この瞬間、俺たちは確かに一つの調べを奏でていた。


「アルド……その力を、私たちは支える」

フィアナの声は震えながらも、強い光を宿していた。

双剣に纏う黒い焔が、微かに揺らぐ。

その力は、俺だけでは支えきれないものだった。

だが、仲間がいる――それが俺の力になる。


レイナが口元に笑みを浮かべ、茶色の瞳を鋭く光らせる。

「行こう、アルド。
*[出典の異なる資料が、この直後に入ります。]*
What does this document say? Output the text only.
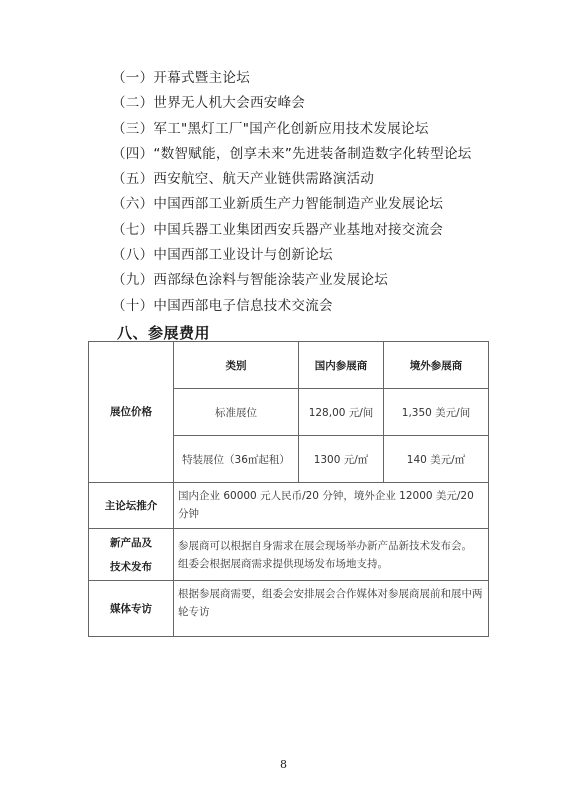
（一）开幕式暨主论坛
（二）世界无人机大会西安峰会
（三）军工"黑灯工厂"国产化创新应用技术发展论坛
（四）“数智赋能，创享未来”先进装备制造数字化转型论坛
（五）西安航空、航天产业链供需路演活动
（六）中国西部工业新质生产力智能制造产业发展论坛
（七）中国兵器工业集团西安兵器产业基地对接交流会
（八）中国西部工业设计与创新论坛
（九）西部绿色涂料与智能涂装产业发展论坛
（十）中国西部电子信息技术交流会
八、参展费用
展位价格	类别	国内参展商	境外参展商
	标准展位	128,00 元/间	1,350 美元/间
	特装展位（36㎡起租）	1300 元/㎡	140 美元/㎡
主论坛推介	国内企业 60000 元人民币/20 分钟，境外企业 12000 美元/20 分钟		

新产品及
技术发布	参展商可以根据自身需求在展会现场举办新产品新技术发布会。 组委会根据展商需求提供现场发布场地支持。		
媒体专访	根据参展商需要，组委会安排展会合作媒体对参展商展前和展中两轮专访		
8
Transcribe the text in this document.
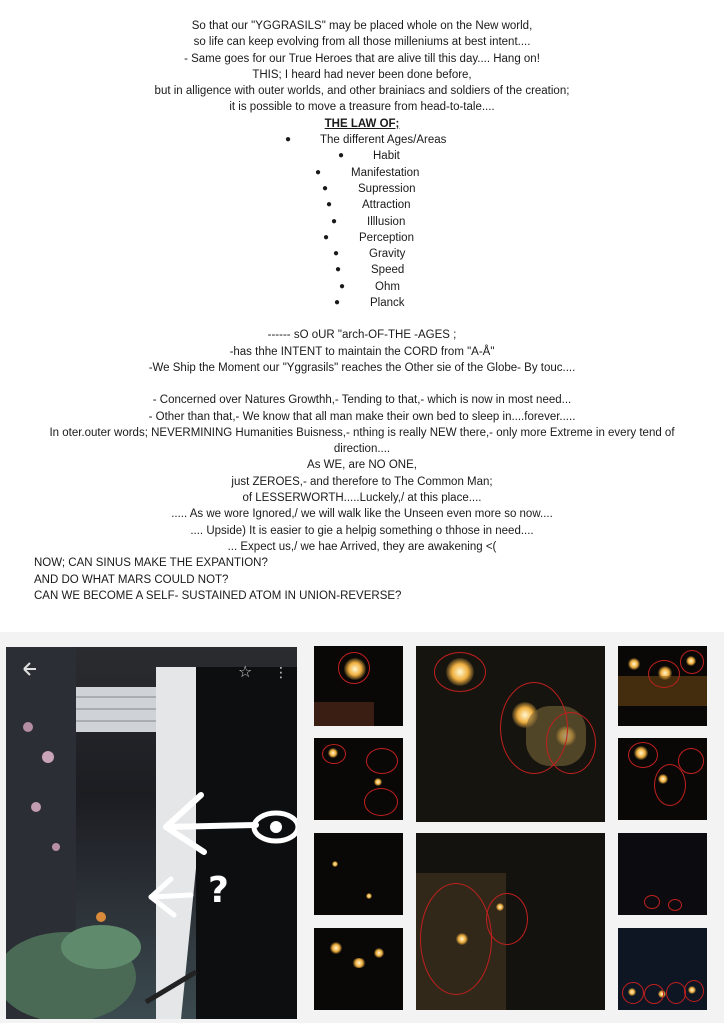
So that our "YGGRASILS" may be placed whole on the New world,
so life can keep evolving from all those milleniums at best intent....
- Same goes for our True Heroes that are alive till this day.... Hang on!
THIS; I heard had never been done before,
but in alligence with outer worlds, and other brainiacs and soldiers of the creation;
it is possible to move a treasure from head-to-tale....
THE LAW OF;
●	The different Ages/Areas
●	Habit
●	Manifestation
●	Supression
●	Attraction
●	Illlusion
●	Perception
●	Gravity
●	Speed
●	Ohm
●	Planck
------ sO oUR "arch-OF-THE -AGES ;
-has thhe INTENT to maintain the CORD from "A-Å"
-We Ship the Moment our "Yggrasils" reaches the Other sie of the Globe- By touc....
- Concerned over Natures Growthh,- Tending to that,- which is now in most need...
- Other than that,- We know that all man make their own bed to sleep in....forever.....
In oter.outer words; NEVERMINING Humanities Buisness,- nthing is really NEW there,- only more Extreme in every tend of direction....
As WE, are NO ONE,
just ZEROES,- and therefore to The Common Man;
of LESSERWORTH.....Luckely,/ at this place....
..... As we wore Ignored,/ we will walk like the Unseen even more so now....
.... Upside) It is easier to gie a helpig something o thhose in need....
... Expect us,/ we hae Arrived, they are awakening <(
NOW; CAN SINUS MAKE THE EXPANTION?
AND DO WHAT MARS COULD NOT?
CAN WE BECOME A SELF- SUSTAINED ATOM IN UNION-REVERSE?
☆ ⋮
?
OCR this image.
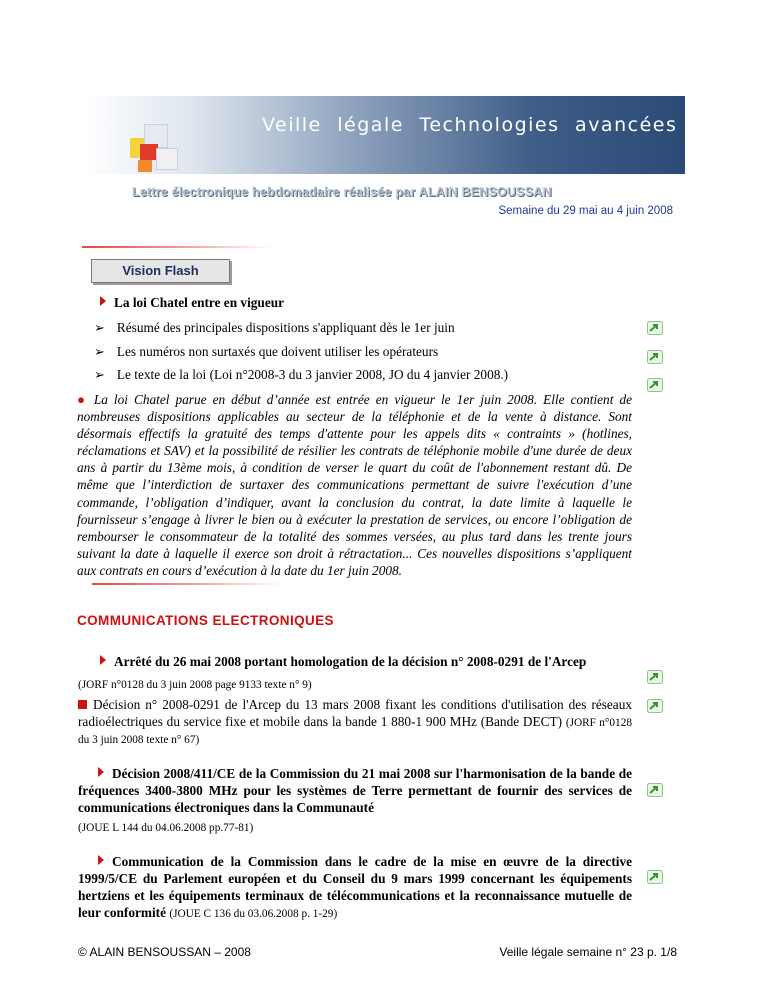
Veille légale Technologies avancées
Lettre électronique hebdomadaire réalisée par ALAIN BENSOUSSAN
Semaine du 29 mai au 4 juin 2008
Vision Flash
La loi Chatel entre en vigueur
➢ Résumé des principales dispositions s'appliquant dès le 1er juin
➢ Les numéros non surtaxés que doivent utiliser les opérateurs
➢ Le texte de la loi (Loi n°2008-3 du 3 janvier 2008, JO du 4 janvier 2008.)
● La loi Chatel parue en début d’année est entrée en vigueur le 1er juin 2008. Elle contient de nombreuses dispositions applicables au secteur de la téléphonie et de la vente à distance. Sont désormais effectifs la gratuité des temps d'attente pour les appels dits « contraints » (hotlines, réclamations et SAV) et la possibilité de résilier les contrats de téléphonie mobile d'une durée de deux ans à partir du 13ème mois, à condition de verser le quart du coût de l'abonnement restant dû. De même que l’interdiction de surtaxer des communications permettant de suivre l'exécution d’une commande, l’obligation d’indiquer, avant la conclusion du contrat, la date limite à laquelle le fournisseur s’engage à livrer le bien ou à exécuter la prestation de services, ou encore l’obligation de rembourser le consommateur de la totalité des sommes versées, au plus tard dans les trente jours suivant la date à laquelle il exerce son droit à rétractation... Ces nouvelles dispositions s’appliquent aux contrats en cours d’exécution à la date du 1er juin 2008.
COMMUNICATIONS ELECTRONIQUES
Arrêté du 26 mai 2008 portant homologation de la décision n° 2008-0291 de l'Arcep
(JORF n°0128 du 3 juin 2008 page 9133 texte n° 9)
Décision n° 2008-0291 de l'Arcep du 13 mars 2008 fixant les conditions d'utilisation des réseaux radioélectriques du service fixe et mobile dans la bande 1 880-1 900 MHz (Bande DECT) (JORF n°0128 du 3 juin 2008 texte n° 67)
Décision 2008/411/CE de la Commission du 21 mai 2008 sur l'harmonisation de la bande de fréquences 3400-3800 MHz pour les systèmes de Terre permettant de fournir des services de communications électroniques dans la Communauté
(JOUE L 144 du 04.06.2008 pp.77-81)
Communication de la Commission dans le cadre de la mise en œuvre de la directive 1999/5/CE du Parlement européen et du Conseil du 9 mars 1999 concernant les équipements hertziens et les équipements terminaux de télécommunications et la reconnaissance mutuelle de leur conformité (JOUE C 136 du 03.06.2008 p. 1-29)
© ALAIN BENSOUSSAN – 2008	Veille légale semaine n° 23 p. 1/8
私たちで、未来を奪い取るんだ」

その言葉に、胸の奥で熱い炎が滾る。

剣を振るうたびに刻まれる、俺の運命。

その運命を、今度こそ超える。


黒い焔が再び強く輝き、双剣の刃を覆う。

それはまるで、闇と光を同時に纏うような美しさを持っていた。

俺は深く息を吐き、瞳を閉じる。

(この力を……必ず、仲間のために使う)


「フィアナ、レイナ……行くぞ!」

声が戦場の静寂を破り、夜明けの空に響く。

双剣を振るう。

刃が空気を裂き、黒い焔が闇を切り裂く。

世界が震えるような音が響き、瓦礫が砕け散った。


フィアナの祈りが、俺の背を押す。

その声は、運命を超えるための調べのように美しかった。

レイナが剣を振り抜き、眷属の影を切り裂く。

血飛沫が舞い、戦場に新たな色を刻む。


(俺は……もう恐れない)

剣を振るたびに、痛みが全身を貫く。

だが、その痛みすらも俺の覚悟の証だった。

双剣に宿る黒い焔は、確かに俺の力になっていた。


戦いの果てに、ジルの声が微かに響く気がした。

「アルド……お前は、どこまで抗える?」

その問いに、胸の奥で静かに答える。

(俺は……この運命を超えてみせる)


仲間と共に奏でる調べは、運命の鎖を切り裂く旋律。

その音は、まだ小さな響きかもしれない。

だが、確かに未来を切り拓く一歩だった。


「レイナ……フィアナ……ありがとう」

声を絞り出す。

二人は微笑み、そして剣を構え直す。

その瞳には、もう迷いはなかった。


黒い焔を纏う双剣を握り直し、俺は闇の奥へと足を踏み出す。

世界はまだ終わらない。

運命はまだ抗う。

だが、俺たちはそれに屈しない。

闇の奥から響く運命の調べを、俺たちは自らの剣で奏でる。